2. Welcoming a few messes.
My sister and me making a few messes
Whether it was because my mom saw the value in creating a few messes or because just didn't want to spend her time cleaning, my mom never seemed to mind a few messes. In fact, she might have even welcomed them.
Messy mean adventures and trying new things and experimenting. Messy means fingerpaints and crayon on the walls and spilled milk. Messy means sugar cookies baked with tiny hands and grass-stained knees and sand in the bottom of shoes. Messy means picnics and unmade beds and forts that take up the entire living room. Messy means learning and growing and living.
3. Showing that by opening your heart and home, you open the world.
My sister and me, with our mom and grandma
"The more, the merrier" was (and is) a common theme for my mom. From afterschool gatherings and weeknight dinners to holiday parties and summer vacations, my mom embodied the very definition of inclusive. Everyone from old friends and new friends and friends-of-friends, from close family members to quirky (i.e., difficult) family members, from loved ones and sometimes even disliked ones were welcomed and included into her home and her heart. Through her words and actions, she taught me that, as a parent, we have both the opportunity and the responsibility to open up the world to our children -- and that that starts by opening our lives to welcome the friend, stranger, and sometimes even the enemy.
The world is a wild, beautiful, and sometimes uncomfortable place, and to open ourselves up to that wild world -- and to open up that wild world for our children -- we need to be open not just to the beautiful parts, but to the uncomfortable parts, as well.

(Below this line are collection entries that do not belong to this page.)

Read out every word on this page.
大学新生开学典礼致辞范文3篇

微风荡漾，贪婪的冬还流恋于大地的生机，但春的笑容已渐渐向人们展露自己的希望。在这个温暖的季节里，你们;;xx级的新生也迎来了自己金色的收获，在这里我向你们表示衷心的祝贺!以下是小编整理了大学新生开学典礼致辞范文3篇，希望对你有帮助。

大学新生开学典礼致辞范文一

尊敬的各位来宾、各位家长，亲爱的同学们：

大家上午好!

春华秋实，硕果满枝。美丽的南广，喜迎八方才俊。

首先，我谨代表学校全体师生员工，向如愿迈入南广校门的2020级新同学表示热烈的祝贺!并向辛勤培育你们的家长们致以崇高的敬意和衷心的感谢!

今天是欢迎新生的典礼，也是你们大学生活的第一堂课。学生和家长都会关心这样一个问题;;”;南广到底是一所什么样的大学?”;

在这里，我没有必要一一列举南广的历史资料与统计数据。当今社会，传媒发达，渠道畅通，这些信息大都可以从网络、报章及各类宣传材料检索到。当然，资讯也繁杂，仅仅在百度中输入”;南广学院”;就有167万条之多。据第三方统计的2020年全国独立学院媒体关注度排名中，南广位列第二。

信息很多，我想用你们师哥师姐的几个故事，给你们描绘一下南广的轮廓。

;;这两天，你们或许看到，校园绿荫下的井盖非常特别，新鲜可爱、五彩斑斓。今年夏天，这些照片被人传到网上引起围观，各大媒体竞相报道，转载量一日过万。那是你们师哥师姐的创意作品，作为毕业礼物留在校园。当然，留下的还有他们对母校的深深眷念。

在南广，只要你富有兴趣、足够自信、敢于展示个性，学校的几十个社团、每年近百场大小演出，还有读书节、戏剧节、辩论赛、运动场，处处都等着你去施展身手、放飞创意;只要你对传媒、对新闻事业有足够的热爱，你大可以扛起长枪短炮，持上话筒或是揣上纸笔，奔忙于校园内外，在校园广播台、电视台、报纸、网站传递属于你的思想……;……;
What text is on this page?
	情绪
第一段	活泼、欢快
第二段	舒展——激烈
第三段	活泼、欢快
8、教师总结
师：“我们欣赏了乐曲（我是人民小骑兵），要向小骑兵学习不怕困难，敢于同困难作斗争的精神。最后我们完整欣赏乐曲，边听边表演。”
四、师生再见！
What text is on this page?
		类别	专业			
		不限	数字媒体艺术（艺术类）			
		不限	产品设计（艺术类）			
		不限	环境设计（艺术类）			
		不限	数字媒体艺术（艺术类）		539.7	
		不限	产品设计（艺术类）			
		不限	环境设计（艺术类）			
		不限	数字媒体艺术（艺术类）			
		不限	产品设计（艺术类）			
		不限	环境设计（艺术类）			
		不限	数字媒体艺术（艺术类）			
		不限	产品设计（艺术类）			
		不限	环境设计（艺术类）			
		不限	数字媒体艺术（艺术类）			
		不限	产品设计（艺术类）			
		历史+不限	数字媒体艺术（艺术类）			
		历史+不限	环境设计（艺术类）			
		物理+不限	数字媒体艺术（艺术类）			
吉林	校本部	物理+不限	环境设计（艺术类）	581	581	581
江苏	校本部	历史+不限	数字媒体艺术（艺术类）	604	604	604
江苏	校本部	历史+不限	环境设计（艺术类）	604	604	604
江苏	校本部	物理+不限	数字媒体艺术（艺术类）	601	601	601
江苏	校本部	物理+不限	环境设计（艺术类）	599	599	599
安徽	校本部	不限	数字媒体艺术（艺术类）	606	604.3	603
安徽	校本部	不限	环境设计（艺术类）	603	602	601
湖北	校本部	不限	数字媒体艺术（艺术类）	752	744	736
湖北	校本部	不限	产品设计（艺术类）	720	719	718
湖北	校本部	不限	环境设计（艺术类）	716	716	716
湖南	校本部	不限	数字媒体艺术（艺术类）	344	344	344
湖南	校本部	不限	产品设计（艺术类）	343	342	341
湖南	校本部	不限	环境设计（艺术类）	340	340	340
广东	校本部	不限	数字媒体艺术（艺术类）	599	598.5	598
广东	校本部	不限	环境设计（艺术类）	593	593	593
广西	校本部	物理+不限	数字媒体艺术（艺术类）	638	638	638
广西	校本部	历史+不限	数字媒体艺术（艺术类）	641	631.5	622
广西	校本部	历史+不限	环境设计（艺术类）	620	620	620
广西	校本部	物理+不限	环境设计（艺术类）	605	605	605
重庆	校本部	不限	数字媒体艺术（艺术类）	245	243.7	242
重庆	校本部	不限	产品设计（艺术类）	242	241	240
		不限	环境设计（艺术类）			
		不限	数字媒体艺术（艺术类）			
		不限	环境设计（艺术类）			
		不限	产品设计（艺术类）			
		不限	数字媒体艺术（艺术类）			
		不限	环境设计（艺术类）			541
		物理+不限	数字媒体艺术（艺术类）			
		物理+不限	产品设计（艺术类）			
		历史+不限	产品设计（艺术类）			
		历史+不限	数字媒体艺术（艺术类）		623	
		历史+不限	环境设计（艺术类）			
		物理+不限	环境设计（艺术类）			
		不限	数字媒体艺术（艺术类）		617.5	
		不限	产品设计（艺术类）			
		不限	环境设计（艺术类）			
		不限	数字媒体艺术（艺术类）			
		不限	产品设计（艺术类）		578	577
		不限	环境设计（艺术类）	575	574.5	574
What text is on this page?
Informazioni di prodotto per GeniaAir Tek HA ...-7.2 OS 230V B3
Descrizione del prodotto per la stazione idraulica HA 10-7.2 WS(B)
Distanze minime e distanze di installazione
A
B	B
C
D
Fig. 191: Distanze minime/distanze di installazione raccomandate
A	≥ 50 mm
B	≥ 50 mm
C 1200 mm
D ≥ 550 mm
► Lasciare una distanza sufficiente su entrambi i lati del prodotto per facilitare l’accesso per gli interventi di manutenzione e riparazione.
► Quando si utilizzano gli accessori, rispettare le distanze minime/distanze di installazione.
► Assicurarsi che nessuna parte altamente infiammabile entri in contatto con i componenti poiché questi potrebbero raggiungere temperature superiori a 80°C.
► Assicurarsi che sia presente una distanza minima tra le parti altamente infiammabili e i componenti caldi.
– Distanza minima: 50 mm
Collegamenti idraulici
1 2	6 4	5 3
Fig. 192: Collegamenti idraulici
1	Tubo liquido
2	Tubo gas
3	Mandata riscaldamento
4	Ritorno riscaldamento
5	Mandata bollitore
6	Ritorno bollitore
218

4. Not sweating the small stuff.
My mom with my less-than-pleased brother
My mom didn't spend a lot of time reading baby books telling about the latest developmental milestones or women's magazines advise her on the importance of this diet trend or that parenting technique. She followed her gut, used common sense, and trusted that things would work out. She knew that, despite our projections and fears, much of childhood is "just a phase." She rarely yelled and she didn't get in a frenzy about little things. She didn't spend a lot of time worrying about broken knickknacks, whether we should take soccer or gymnastics, or whether she had signed us up for the right "enrichment" classes. She simply dealt with the issue at hand as best she could, without extrapolation or conjecture, but with practicality and lots of love.
5. Encouraging Big and Bold Dreams, as well as soft and quiet dreams.
My mom, my sister, and me
From the time our children are born, we start creating all of these Big and Bold Dreams for them. Report cards with straight A's, prom queen crowns, and Ivy League colleges. Athletic scholarships, prestigious degrees, fancy houses, and exciting careers. And maybe my mom was no different; maybe she had all of these Big and Bold Dreams for my siblings and me as well. But if she did, she didn't prioritize them over the soft and quiet dreams. Her dreams for herself and for her children seemed softer, less flashy, more simple: Give generously, love whole-heartedly, live joyfully.
As a parent, I find that it is all too easy to get caught up in things like grades and gifted programs, sports travel teams and varsity letters, prestigious colleges and fancy degrees. We want "the best" for our children, but sometimes what is really best for our children gets lost in the shuffle. Happiness loses out to prestige. Satisfaction loses out to financial security. Contentment loses out to comparison.
But even with an open-eyed awareness of how the world works and what it takes to "succeed," I find myself wanting the same hopes and dreams for my children that my mother had for us: Give generously, love whole-heartedly, live joyfully.
Go after your Big and Bold Dreams, I want to tell them. But don't sacrifice the soft and quiet ones either.
You can make the ordinary extraordinary.